Oxygen is a toxic gas. For anaerobic organisms, I mean. The Archaea and bacteria of the Archaean period excreted it as a metabolic waste product. They sent it as far away as they could, mostly into the reducing atmosphere of the time. They kept their immediate environment in a healthy anaerobic condition, with sulphur, methane, and other healthy compounds. Oxygen was a dreadful gas that, at the time, would have deserved to be badmouthed by any environmentally conscious anaerobic prokaryote.
Things have changed. Today, anaerobes occupy marginal niches and aerobes – either eubacteria or eukaryotes – dominate the biosphere. And that is because opportunistic bacteria were able to take metabolic advantage of that abundant, polluting oxygen. They learned to live aerobically. They gradually gave rise, probably by symbiogenesis, to nucleated protists that eventually became metazoans like ourselves. That is why we humans like to breathe air rich in that once opprobrious residual oxygen, air free of sulphur and nitrogen oxides. Pure air, we say. That looks like a fascinating evolutionary process to me.
In any case, being the aerobic metazoans that we are, we never stop making a mess of everything. We pollute the air, water, landm and seas. It was not so bad when there was only a few of us, pre-industrialised. But it is too much now, burning fossil fuels and pouring in synthetic products that are indigestible at the moment. The oceans have become a storehouse of plastics and durable waste that accumulate like the Archean’s atmospheric oxygen. In the middle of the Pacific Ocean, a couple of huge banks of supernatant debris have been detected (and also in suspension up to 200 m deep), extending over many thousands of square kilometres. The Kuroshio and California currents have been concentrating these shelves in the central North Pacific, between latitudes 35–42°N and longitudes 135–155°W. US oceanographer Curtis Ebbesmeyer calls them the Eastern Garbage Patch (EGP). Even worse, much of this plastic debris fractures into micro- or nanoparticles that can be ingested by marine organisms. This oceanic soup has already reached concentrations equivalent to those of local zooplankton in some areas. Dutch ecotoxicologist Andre Dick Vethaak has already detected traces even in the bodies of humans.

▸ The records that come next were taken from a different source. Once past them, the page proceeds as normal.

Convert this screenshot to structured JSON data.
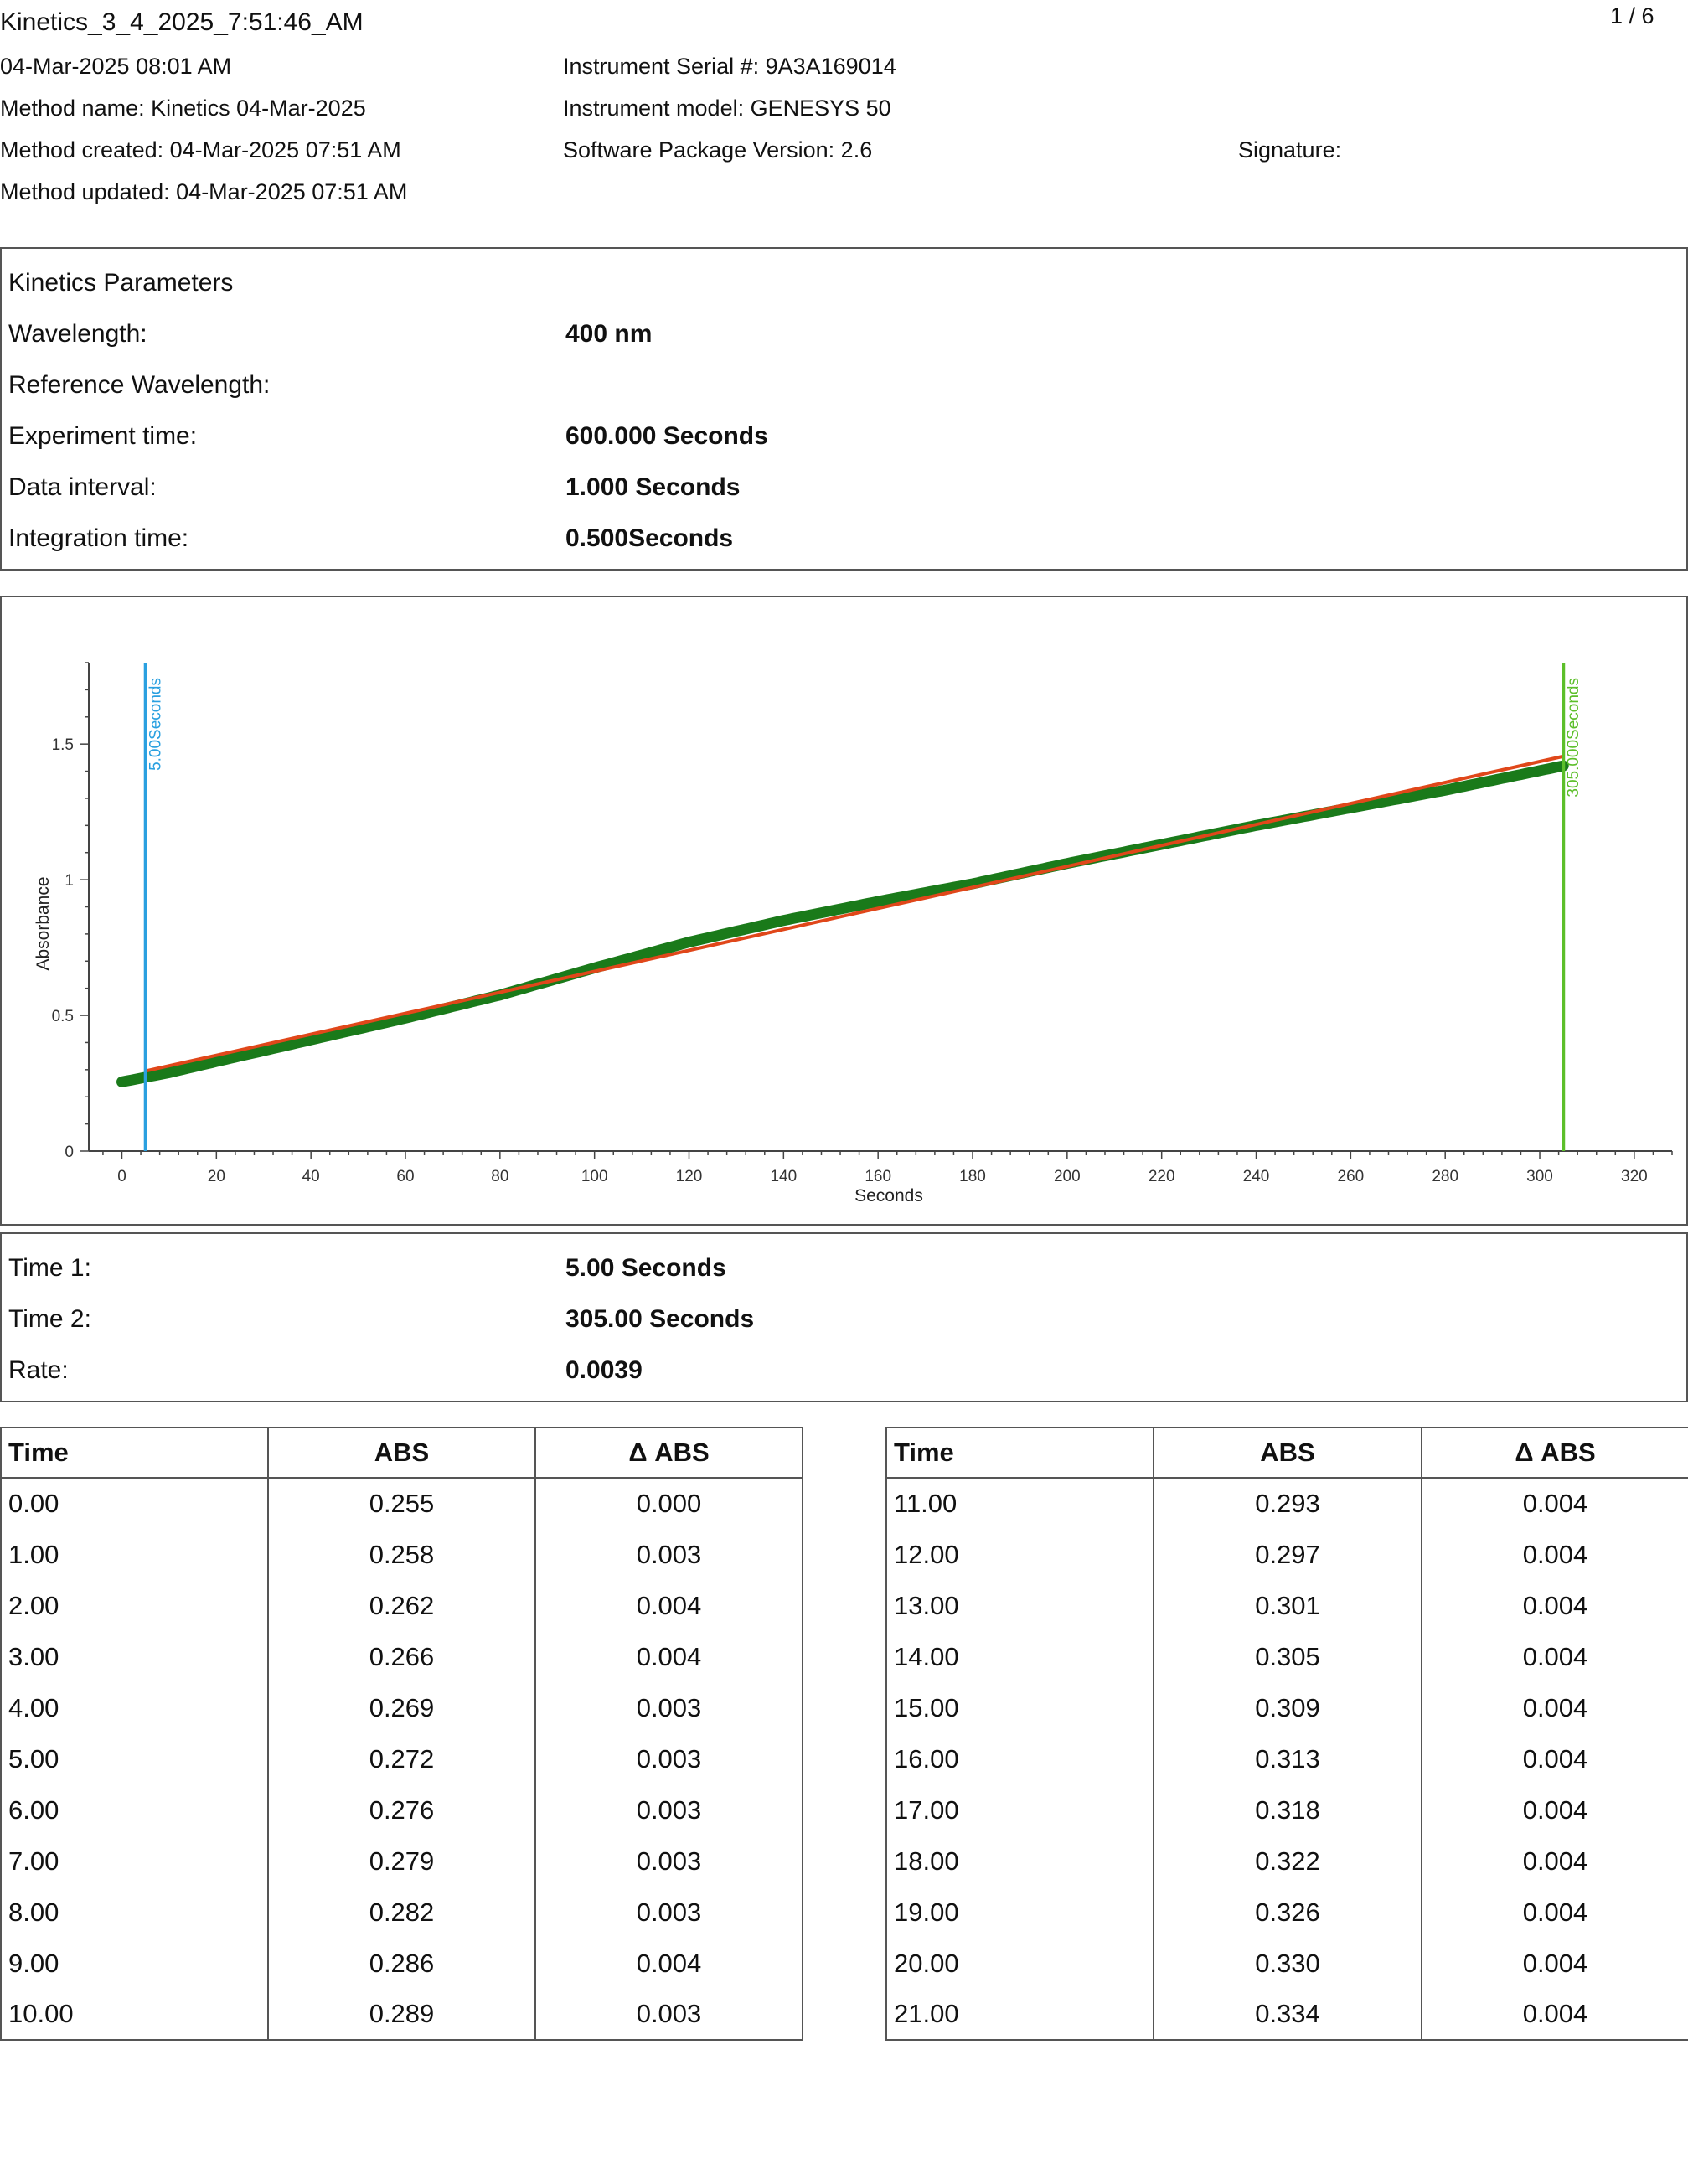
{
  "header": {
    "title": "Kinetics_3_4_2025_7:51:46_AM",
    "page_number": "1 / 6",
    "date": "04-Mar-2025 08:01 AM",
    "method_name": "Method name: Kinetics 04-Mar-2025",
    "method_created": "Method created: 04-Mar-2025 07:51 AM",
    "method_updated": "Method updated: 04-Mar-2025 07:51 AM",
    "instrument_serial": "Instrument Serial #: 9A3A169014",
    "instrument_model": "Instrument model: GENESYS 50",
    "software_version": "Software Package Version: 2.6",
    "signature": "Signature:"
  },
  "parameters": {
    "heading": "Kinetics Parameters",
    "wavelength_label": "Wavelength:",
    "wavelength_value": "400 nm",
    "reference_label": "Reference Wavelength:",
    "reference_value": "",
    "experiment_label": "Experiment time:",
    "experiment_value": "600.000 Seconds",
    "interval_label": "Data interval:",
    "interval_value": "1.000 Seconds",
    "integration_label": "Integration time:",
    "integration_value": "0.500Seconds"
  },
  "results": {
    "time1_label": "Time 1:",
    "time1_value": "5.00 Seconds",
    "time2_label": "Time 2:",
    "time2_value": "305.00 Seconds",
    "rate_label": "Rate:",
    "rate_value": "0.0039"
  },
  "chart_data": {
    "type": "scatter",
    "xlabel": "Seconds",
    "ylabel": "Absorbance",
    "xlim": [
      -7,
      328
    ],
    "ylim": [
      0,
      1.8
    ],
    "x_ticks": [
      0,
      20,
      40,
      60,
      80,
      100,
      120,
      140,
      160,
      180,
      200,
      220,
      240,
      260,
      280,
      300,
      320
    ],
    "y_ticks": [
      0,
      0.5,
      1,
      1.5
    ],
    "y_tick_labels": [
      "0",
      "0.5",
      "1",
      "1.5"
    ],
    "series_color": "#1a7a1a",
    "fit_color": "#e0471a",
    "data_keypoints": [
      [
        0,
        0.255
      ],
      [
        10,
        0.289
      ],
      [
        21,
        0.334
      ],
      [
        40,
        0.41
      ],
      [
        60,
        0.49
      ],
      [
        80,
        0.575
      ],
      [
        100,
        0.675
      ],
      [
        120,
        0.77
      ],
      [
        140,
        0.85
      ],
      [
        160,
        0.92
      ],
      [
        180,
        0.985
      ],
      [
        200,
        1.06
      ],
      [
        220,
        1.13
      ],
      [
        240,
        1.2
      ],
      [
        260,
        1.265
      ],
      [
        280,
        1.33
      ],
      [
        305,
        1.42
      ]
    ],
    "fit_line": {
      "x": [
        5,
        305
      ],
      "y": [
        0.295,
        1.455
      ]
    },
    "markers": [
      {
        "x": 5,
        "label": "5.00Seconds",
        "color": "#2aa0e0"
      },
      {
        "x": 305,
        "label": "305.000Seconds",
        "color": "#5cbf2a"
      }
    ]
  },
  "table_headers": {
    "time": "Time",
    "abs": "ABS",
    "delta": "Δ ABS"
  },
  "table_left": [
    [
      "0.00",
      "0.255",
      "0.000"
    ],
    [
      "1.00",
      "0.258",
      "0.003"
    ],
    [
      "2.00",
      "0.262",
      "0.004"
    ],
    [
      "3.00",
      "0.266",
      "0.004"
    ],
    [
      "4.00",
      "0.269",
      "0.003"
    ],
    [
      "5.00",
      "0.272",
      "0.003"
    ],
    [
      "6.00",
      "0.276",
      "0.003"
    ],
    [
      "7.00",
      "0.279",
      "0.003"
    ],
    [
      "8.00",
      "0.282",
      "0.003"
    ],
    [
      "9.00",
      "0.286",
      "0.004"
    ],
    [
      "10.00",
      "0.289",
      "0.003"
    ]
  ],
  "table_right": [
    [
      "11.00",
      "0.293",
      "0.004"
    ],
    [
      "12.00",
      "0.297",
      "0.004"
    ],
    [
      "13.00",
      "0.301",
      "0.004"
    ],
    [
      "14.00",
      "0.305",
      "0.004"
    ],
    [
      "15.00",
      "0.309",
      "0.004"
    ],
    [
      "16.00",
      "0.313",
      "0.004"
    ],
    [
      "17.00",
      "0.318",
      "0.004"
    ],
    [
      "18.00",
      "0.322",
      "0.004"
    ],
    [
      "19.00",
      "0.326",
      "0.004"
    ],
    [
      "20.00",
      "0.330",
      "0.004"
    ],
    [
      "21.00",
      "0.334",
      "0.004"
    ]
  ]
}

Researchers have just reported in Nature Communications (2021) that this supernatant waste is being colonised by a host of pelagic organisms, many of them previously only coastal organisms. They form neopelagic communities that live permanently in the open ocean above the EGPs: barnacles (Lepas anatifera), crabs (Planes major), bryozoans (Jellyella tuberculata), hydrozoans (Aglaophenia pluma), anemones (Anthopleura sp. ), amphipods (Stenothoe gallensis), etc. For the moment, the supernatant banks are only a physical support, but we can wonder if some ingenious archaean or prokaryote will not also end up exploring metabolic pathways capable of taking advantage of the oceanic soup of microplastics, currently as annoying as the detestable archaean oxygen (and, synthetic as it is, more difficult to digest, of course).
Life is a box of tools that saw, file, cut, twist, and rivet as needed. There is a vast array of organisms ready to exploit any opportunity. Obviously, we cannot rely on these capabilities to solve all of our inadequacies and increase our already rather excessive carelessness, but we can expect some surprising adaptations. It would not be much more surprising than finding aerobic creatures in an anaerobic world. In the meantime, in any case, we had better act more sensibly than we have so far. Who knows whether microplastics will be foodstuffs in the future. For the moment, however, they are no more than a disturbing nuisance. The timescale, moreover, is playing against us.